En entendant ce serment, Médée connut à la fois la joie et la peur. Elle pensa au palais de son père, aux rives familières, au temple, à tout ce pays où elle avait grandi. Si elle suivait Jason, il faudrait laisser tout cela derrière elle. Mais elle avait déjà remis l’onguent ; à cet instant, le chemin du retour s’était rétréci.
Avant de se séparer, elle lui rappela encore de ne pas oublier le sacrifice à Hécate et de ne pas mépriser les guerriers qui sortiraient de la terre. Jason cacha le coffret et la remercia. Le vent passa dans les arbres ; les feuilles frémirent comme si elles gardaient leur secret.
Quand Médée rentra au palais, elle était toujours pâle. Ses servantes crurent qu’elle était lasse après le sacrifice, et personne ne posa de questions. Mais elle savait, elle, que depuis son entrée dans ce bois, les choses ne dépendaient plus d’elle seule. Elle avait sauvé Jason, et s’était placée entre son père et l’étranger.
Jason regagna l’Argo. Il ouvrit le petit coffret et vit l’onguent sombre, dont l’odeur mêlait la racine et l’âcreté des herbes puissantes. Il rapporta les paroles de Médée à quelques compagnons sûrs. En les entendant, les héros sentirent se dissiper un peu l’ombre qui pesait sur eux. Le lendemain restait dangereux, mais désormais une voie de salut s’ouvrait.
Lorsque la nuit retomba, le palais de Colchide, les rives du fleuve et le lieu où stationnait le navire sombrèrent dans le silence. Éétès croyait encore son piège infaillible : les taureaux de feu piétineraient le héros étranger, et les guerriers nés des dents du dragon le perceraient de leurs lances.
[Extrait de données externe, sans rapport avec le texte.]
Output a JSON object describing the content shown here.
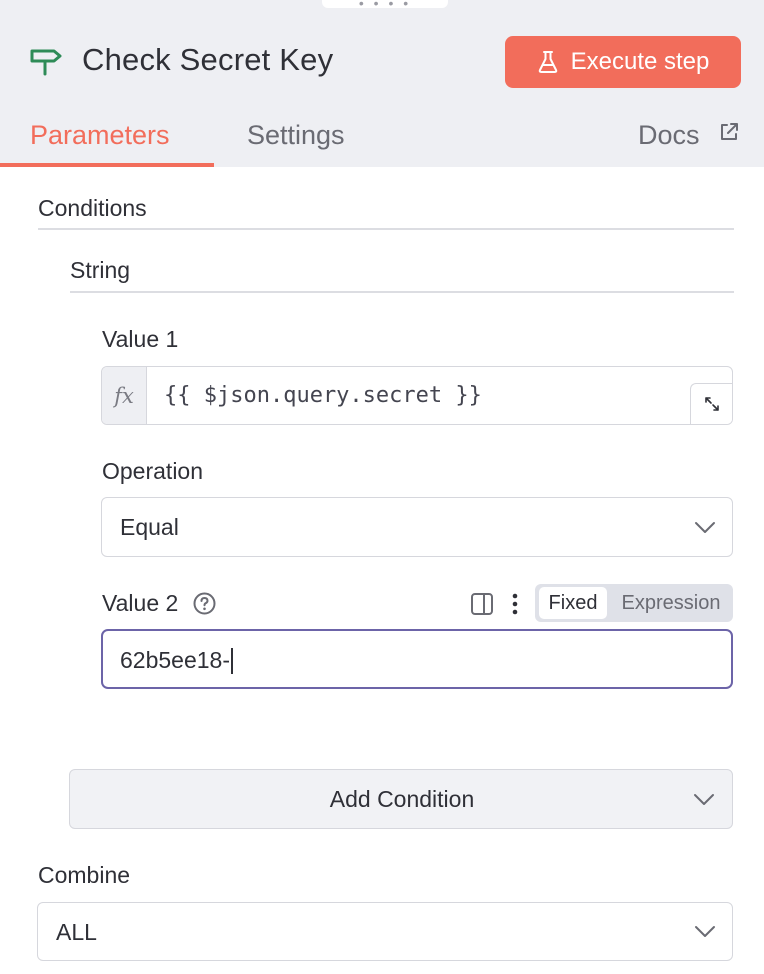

Il ignorait que sa propre fille avait déjà remis à Jason le moyen de vaincre ces périls.
Médée resta seule dans sa chambre, les yeux tournés vers l’obscurité. Elle ne se débattait plus comme la nuit précédente, car le choix était fait. Elle aimait Jason. Cet amour était venu soudain, comme une flèche divine dans la poitrine, comme une étincelle tombée dans l’herbe sèche. Il sauvait un héros ; il changeait aussi, pour toujours, la route de Médée.
L’épreuve du lendemain n’avait pas encore commencé. La Toison d’or pendait toujours dans le bois sacré, et le dragon veillait encore, enroulé au pied de l’arbre, sans fermer l’œil. Mais l’événement décisif avait déjà eu lieu : dans le palais même du roi de Colchide, celle qui connaissait le mieux la puissance des philtres s’était rangée du côté de Jason.